Technology Rapidly Making Clerical Jobs Obsolete, Driving Inequality, US Reports
The United States has gained 387,000 managers but lost almost 2 million clerical jobs since 2007, as new technologies replace office workers and further squeeze the American middle class, government figures show.
Data from the Bureau of Labor Statistics, reported Monday by the Financial Times, divide the U.S. workforce into 821 jobs from dishwasher to librarian. They show rapid structural shifts amid the Great Recession that are likely to further increase income inequality, which has already been growing for decades.
Another BLS report, released last week, showed that employment rose in the nation’s major counties from September 2011 to September 2012, but average hourly wages fell.
The figures help explain why the U.S. median household income has fallen 5.6 per cent since June 2009 to $51,404, even as the economy – as measured by traditional yardsticks -- recovers. The top 10 per cent of earners, meanwhile, are reaping most benefits of the recovery.

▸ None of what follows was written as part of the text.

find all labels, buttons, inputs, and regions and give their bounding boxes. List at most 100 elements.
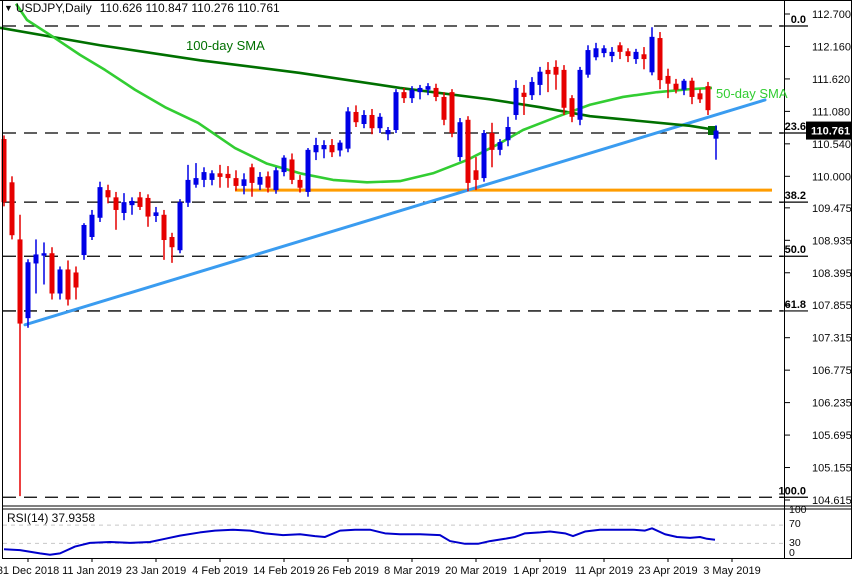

One likely driver of inequality is new computing technologies that destroy some middle-class occupations even as they create jobs for highly skilled workers who can exploit them, as the FT notes.
The number of such clerical workers as bookkeepers, bank tellers, data entry keypunchers, file clerks and typists has been falling, pointing to a broad, structural decline. The number of retail cashiers has also dropped as online shopping and self-checkout systems erode another entry-level, low-wage occupation.
Clerical workers still account for 16 per cent of U.S. jobs, but technology will probably keep on eliminating them.
Employment growth came from health care, management, computing and food service jobs, the BLS reports. The number of personal care aides is up 390,000 since 2007. Demand for people who devise ways to replace clerical workers – such as operations managers, management analysts and logisticians – grew substantially.
“We see growth in jobs that require complex, personalized interactions, such as home health aides, and continued declines in routine transaction and production jobs that can be scripted and automated,” said Susan Lund, co-author of a McKinsey Global Institute report on the future of work.
But salaries for many of the fast-growing occupations are lower than for those they are replacing. The average wage for a clerical job in 2012 was $34,410 compared with $24,550 for a post in personal care. The average computing wage was $80,180 and for managers, $108,570.
Lawrence Mishel, president of the left-leaning Economic Policy Institute think-tank in Washington, questioned whether technology was the main cause of income inequality, noting that even high-skill job growth has slowed in the past decade. “People focus a lot on occupational trends but it’s not clear to me that they are what’s driving wage outcomes,” he told the FT. “What I think is going on is much bigger: it’s that employers have the upper hand in every area of work.”